Months of
brinkmanship have tarnished the currency’s outlook, some money managers say
The Wall
Street Journal
By TOMMY
STUBBINGTON
June 26,
2015 7:30 a.m. ET
10 COMMENTS
Last time Greece headed
for a potential departure from the eurozone, investors dumped the euro, betting
that an exit would be a disaster for the currency. This time, they’re not so
sure.
Even if
Athens and its creditors cobble together a last-minute deal that keeps the country
in the currency bloc, some money managers say that months of fraught
negotiations and political brinkmanship have tarnished the euro.
“The
credibility of Europe has been damaged: that
should be reflected negatively in the euro over the next couple of years,” said
Daniel Loughney, a portfolio manager at AllianceBernstein, which manages $500
billion of assets.
If a deal
is struck, the longer-term implications for the currency depend on the nature
of that deal, according to Mr. Loughney. For example, if Greece 's
creditors secure most of their demands, faith in the eurozone would be
strengthened. But if Athens forces them to back
down, upstart political parties in much larger economies like Spain and Italy
could be encouraged to seek similar concessions from Europe 's
establishment.
“The market
will be much more sensitive next time round. The stakes will be much greater,”
Mr. Loughney said.
Investors’
calculus has shifted since previous episodes of the long-running Greek crisis.

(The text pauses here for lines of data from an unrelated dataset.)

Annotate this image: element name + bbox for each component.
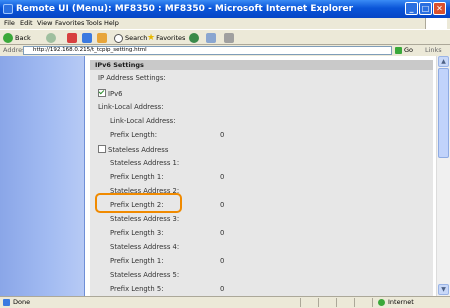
prefix-length-4-label: Prefix Length 1: [110, 257, 164, 265]
go-button[interactable]: Go [404, 45, 413, 56]
internet-zone-icon [378, 299, 385, 306]
star-icon: ★ [147, 33, 156, 43]
ipv6-checkbox[interactable] [98, 89, 106, 97]
stateless-address-checkbox[interactable] [98, 145, 106, 153]
prefix-length-label: Prefix Length: [110, 131, 158, 139]
status-text: Done [13, 298, 31, 306]
stateless-address-label: Stateless Address [108, 146, 169, 154]
prefix-length-3-value: 0 [220, 229, 225, 237]
search-icon [114, 33, 123, 43]
stop-button[interactable] [67, 32, 79, 44]
page-icon [3, 299, 10, 306]
menu-edit[interactable]: Edit [20, 18, 33, 29]
favorites-label: Favorites [156, 34, 186, 42]
prefix-length-1-value: 0 [220, 173, 225, 181]
window-title-bar: Remote UI (Menu): MF8350 : MF8350 - Micr… [0, 0, 450, 18]
security-zone: Internet [388, 298, 414, 306]
stateless-address-option: Stateless Address [98, 145, 168, 154]
print-icon [224, 33, 234, 43]
stateless-address-3-label: Stateless Address 3: [110, 215, 180, 223]
prefix-length-4-value: 0 [220, 257, 225, 265]
back-arrow-icon [3, 33, 13, 43]
stateless-address-highlight [95, 193, 182, 213]
prefix-length-5-label: Prefix Length 5: [110, 285, 164, 293]
page-viewport: IPv6 Settings IP Address Settings: IPv6 … [0, 56, 450, 296]
mail-button[interactable] [206, 32, 218, 44]
favorites-button[interactable]: ★Favorites [147, 32, 185, 44]
vertical-scrollbar[interactable]: ▲ ▼ [436, 56, 450, 296]
ipv6-settings-header: IPv6 Settings [90, 60, 433, 70]
close-button[interactable]: ✕ [433, 2, 446, 15]
window-title: Remote UI (Menu): MF8350 : MF8350 - Micr… [16, 4, 354, 14]
maximize-button[interactable]: □ [419, 2, 432, 15]
windows-logo [425, 18, 447, 29]
prefix-length-value: 0 [220, 131, 225, 139]
scroll-thumb[interactable] [438, 68, 449, 158]
search-button[interactable]: Search [114, 32, 147, 44]
settings-form: IP Address Settings: IPv6 Link-Local Add… [90, 70, 433, 296]
stateless-address-1-label: Stateless Address 1: [110, 159, 180, 167]
prefix-length-2-value: 0 [220, 201, 225, 209]
address-url: http://192.168.0.215/t_tcpip_setting.htm… [33, 47, 147, 53]
prefix-length-1-label: Prefix Length 1: [110, 173, 164, 181]
link-local-address-label: Link-Local Address: [110, 117, 176, 125]
ipv6-option: IPv6 [98, 89, 122, 98]
mail-icon [206, 33, 216, 43]
menu-favorites[interactable]: Favorites [55, 18, 84, 29]
toolbar: Back Search ★Favorites [0, 29, 450, 45]
menu-help[interactable]: Help [104, 18, 119, 29]
media-icon [189, 33, 199, 43]
refresh-button[interactable] [82, 32, 94, 44]
print-button[interactable] [224, 32, 236, 44]
ie-icon [3, 4, 13, 14]
refresh-icon [82, 33, 92, 43]
menu-tools[interactable]: Tools [86, 18, 102, 29]
stateless-address-4-label: Stateless Address 4: [110, 243, 180, 251]
forward-button[interactable] [46, 32, 58, 44]
link-local-section-label: Link-Local Address: [98, 103, 164, 111]
links-button[interactable]: Links [425, 45, 442, 56]
menu-view[interactable]: View [37, 18, 52, 29]
media-button[interactable] [189, 32, 201, 44]
home-icon [97, 33, 107, 43]
forward-arrow-icon [46, 33, 56, 43]
scroll-down-button[interactable]: ▼ [438, 284, 449, 295]
status-bar: Done Internet [0, 296, 450, 308]
ip-address-settings-label: IP Address Settings: [98, 74, 166, 82]
go-arrow-icon [395, 47, 402, 54]
menu-file[interactable]: File [4, 18, 15, 29]
back-button[interactable]: Back [3, 32, 31, 44]
search-label: Search [125, 34, 148, 42]
home-button[interactable] [97, 32, 109, 44]
menu-bar: File Edit View Favorites Tools Help [0, 18, 450, 29]
prefix-length-3-label: Prefix Length 3: [110, 229, 164, 237]
stateless-address-5-label: Stateless Address 5: [110, 271, 180, 279]
settings-content: IPv6 Settings IP Address Settings: IPv6 … [86, 56, 436, 296]
prefix-length-5-value: 0 [220, 285, 225, 293]
stop-icon [67, 33, 77, 43]
address-input[interactable]: http://192.168.0.215/t_tcpip_setting.htm… [23, 46, 392, 55]
address-bar: Address http://192.168.0.215/t_tcpip_set… [0, 45, 450, 56]
left-navigation-panel [0, 56, 85, 296]
back-label: Back [15, 34, 31, 42]
ipv6-label: IPv6 [108, 90, 123, 98]
minimize-button[interactable]: _ [405, 2, 418, 15]
scroll-up-button[interactable]: ▲ [438, 56, 449, 67]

In 2012, as Greek voters threatened to reject the country's bailout, government
borrowing costs in Italy , Spain , and Portugal ballooned as bondholders
worried that a Greek departure could spark a wider breakup of the eurozone.
This time, markets elsewhere in Southern Europe —and the currency—have been largely
insulated from the crisis. Greece
is no longer so enmeshed in the region's financial system, with little of its
government debt still held by banks and private investors outside the country.

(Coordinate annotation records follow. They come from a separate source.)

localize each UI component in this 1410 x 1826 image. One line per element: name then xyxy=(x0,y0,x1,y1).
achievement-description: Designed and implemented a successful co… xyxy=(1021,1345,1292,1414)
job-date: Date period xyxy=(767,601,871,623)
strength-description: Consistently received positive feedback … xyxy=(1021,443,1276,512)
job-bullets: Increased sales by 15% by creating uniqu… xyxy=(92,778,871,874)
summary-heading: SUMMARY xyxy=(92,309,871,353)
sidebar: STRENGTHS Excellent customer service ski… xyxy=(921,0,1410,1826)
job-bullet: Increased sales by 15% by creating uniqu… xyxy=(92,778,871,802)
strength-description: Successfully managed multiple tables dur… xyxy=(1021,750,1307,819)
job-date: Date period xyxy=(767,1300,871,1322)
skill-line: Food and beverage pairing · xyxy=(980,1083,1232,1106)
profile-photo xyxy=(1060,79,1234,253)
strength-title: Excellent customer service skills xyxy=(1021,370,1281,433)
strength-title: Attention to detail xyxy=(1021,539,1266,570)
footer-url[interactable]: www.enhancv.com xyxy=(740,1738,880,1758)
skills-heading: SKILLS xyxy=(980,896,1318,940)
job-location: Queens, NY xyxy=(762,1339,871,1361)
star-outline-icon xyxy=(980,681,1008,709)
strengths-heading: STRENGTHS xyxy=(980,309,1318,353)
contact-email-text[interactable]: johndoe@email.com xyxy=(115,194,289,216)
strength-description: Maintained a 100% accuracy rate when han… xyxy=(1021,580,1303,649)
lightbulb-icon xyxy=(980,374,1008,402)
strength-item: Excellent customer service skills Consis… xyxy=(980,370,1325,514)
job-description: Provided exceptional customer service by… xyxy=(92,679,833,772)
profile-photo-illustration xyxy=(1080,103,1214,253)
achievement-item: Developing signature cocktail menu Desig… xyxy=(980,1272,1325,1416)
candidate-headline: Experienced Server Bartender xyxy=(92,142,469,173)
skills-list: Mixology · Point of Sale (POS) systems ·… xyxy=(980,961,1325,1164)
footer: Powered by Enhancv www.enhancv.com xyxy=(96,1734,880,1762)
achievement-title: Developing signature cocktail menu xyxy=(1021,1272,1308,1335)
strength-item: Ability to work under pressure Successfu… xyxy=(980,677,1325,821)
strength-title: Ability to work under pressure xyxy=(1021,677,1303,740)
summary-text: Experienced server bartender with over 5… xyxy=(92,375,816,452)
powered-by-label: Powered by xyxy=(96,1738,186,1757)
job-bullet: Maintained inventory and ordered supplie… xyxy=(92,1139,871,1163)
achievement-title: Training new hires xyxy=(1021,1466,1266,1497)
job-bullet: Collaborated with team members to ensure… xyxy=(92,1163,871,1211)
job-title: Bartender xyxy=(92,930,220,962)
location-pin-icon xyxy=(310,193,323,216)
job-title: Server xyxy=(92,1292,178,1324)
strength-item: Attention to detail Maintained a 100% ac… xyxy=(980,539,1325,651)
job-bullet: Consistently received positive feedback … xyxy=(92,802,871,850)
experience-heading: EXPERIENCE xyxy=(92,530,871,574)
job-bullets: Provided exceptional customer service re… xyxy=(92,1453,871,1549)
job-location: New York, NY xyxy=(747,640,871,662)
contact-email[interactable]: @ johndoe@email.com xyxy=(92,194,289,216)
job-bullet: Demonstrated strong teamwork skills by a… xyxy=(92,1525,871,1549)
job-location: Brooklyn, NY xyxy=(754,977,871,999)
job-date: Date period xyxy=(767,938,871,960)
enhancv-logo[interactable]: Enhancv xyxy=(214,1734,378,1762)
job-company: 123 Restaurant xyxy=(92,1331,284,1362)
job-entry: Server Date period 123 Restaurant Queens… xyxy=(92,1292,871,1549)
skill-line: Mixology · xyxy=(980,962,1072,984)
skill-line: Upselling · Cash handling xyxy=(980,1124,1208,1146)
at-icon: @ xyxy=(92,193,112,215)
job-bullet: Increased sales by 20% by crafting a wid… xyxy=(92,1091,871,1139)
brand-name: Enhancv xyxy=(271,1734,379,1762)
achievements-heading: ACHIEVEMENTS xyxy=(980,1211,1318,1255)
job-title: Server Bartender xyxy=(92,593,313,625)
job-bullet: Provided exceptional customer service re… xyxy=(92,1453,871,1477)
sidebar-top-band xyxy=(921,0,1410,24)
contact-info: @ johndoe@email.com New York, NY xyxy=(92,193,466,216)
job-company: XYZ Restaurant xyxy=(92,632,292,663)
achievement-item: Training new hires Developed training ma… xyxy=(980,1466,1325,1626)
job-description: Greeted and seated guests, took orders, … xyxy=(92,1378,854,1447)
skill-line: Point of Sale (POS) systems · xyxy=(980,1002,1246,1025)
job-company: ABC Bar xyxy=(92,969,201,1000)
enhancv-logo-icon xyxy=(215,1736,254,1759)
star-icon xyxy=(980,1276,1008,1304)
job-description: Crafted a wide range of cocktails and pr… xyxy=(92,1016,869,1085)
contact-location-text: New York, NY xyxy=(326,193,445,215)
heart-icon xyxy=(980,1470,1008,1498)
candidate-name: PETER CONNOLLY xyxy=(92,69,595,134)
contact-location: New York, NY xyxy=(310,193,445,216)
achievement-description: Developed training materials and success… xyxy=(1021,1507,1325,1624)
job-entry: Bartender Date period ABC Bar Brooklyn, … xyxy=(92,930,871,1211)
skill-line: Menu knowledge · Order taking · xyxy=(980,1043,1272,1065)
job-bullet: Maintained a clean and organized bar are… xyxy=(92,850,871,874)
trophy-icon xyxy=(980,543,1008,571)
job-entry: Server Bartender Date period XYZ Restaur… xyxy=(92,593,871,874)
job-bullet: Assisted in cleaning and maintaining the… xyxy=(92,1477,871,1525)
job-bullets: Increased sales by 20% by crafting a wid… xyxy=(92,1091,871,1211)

And the European Central Bank’s bond-buying program, launched in March this
year, provides a backstop for government debt markets.
“The
eurozone is ring-fenced with ample liquidity, so a tumultuous event in Greece isn’t
likely to create much of a ripple,” he wrote in a blog on the company’s website
this week.
Some investors wonder if Greece could be
more of a nuisance if its stays in the euro.
“The whole of
Europe might need to sacrifice to save Greece ,” said Stephen Jen, partner
at investment company SLJ Macro Partners.
The ECB would be more inclined to stick with
its bond-buying stimulus for longer, effectively printing more euros and
dragging down the currency, according to Mr. Jen.
“They would
need to continue to inoculate the rest of the euro area,” he said.

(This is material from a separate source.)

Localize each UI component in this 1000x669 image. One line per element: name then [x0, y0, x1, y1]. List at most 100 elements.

While the euro has remained resilient during
the current crisis, the longer-term implications for the currency are more
negative, said James Kwok, head of currency management at Amundi, which
oversees €950 billion ($1.06 trillion) of assets.
“Long-term
investors like reserve managers need to attach risk premium to the single
currency and therefore how this crisis is handled by Europe is very important,
despite the small size of the Greek economy,” he said.
Despite these concerns, investors have been
reluctant to place wagers on the euro around the outcome of Greek talks.
The swings in sentiment and unpredictable
political negotiations are “too unreliable to base an investment strategy on,”
said David Kohl, head of currency research at Julius Baer, which manages 289
billion Swiss francs ($309 billion) in assets.
This reluctance has helped the euro. ECB
stimulus contributed to the currency’s plunge to a 12-year low of under $1.05
in March from nearly $1.40 last summer. Since then it has rebounded, but
negative bets on the currency remain popular. Investors have scaled back these
bets as the Greek crisis injected uncertainty into markets. The euro currently
trades around $1.12, up 2% so far this month.
Investors
are also very cautious about betting on a euro rise in the event of a Greek
exit, even if they think a return to the drachma could leave the rest of the
eurozone stronger in the long term.
Fears of financial contagion from a Greek exit
may have eased in recent years, but such an event could still provoke market
shock waves that would be hard to predict, said Mr. Jen of SLJ Macro Partners.
“The idea
that the euro is stronger without Greece is an interesting concept
and probably correct, but it's hard to see that as a reason to buy the euro,”
he said.
And many still believe a Greek exit would be
far worse for the currency than a last-minute deal.
Markets would once again start to question
whether Portugal , Spain , or Italy
could follow Greece
out the door, according to Paul Lambert, head of currency at Insight
Investment, which manages about £400 billion ($628 billion) of assets.
“The dollar
works because no one ever imagines that California
is going to leave the U.S. ,
no matter how bankrupt it becomes,” he said.
“If Greece goes
from the euro, people will be wondering who's next.”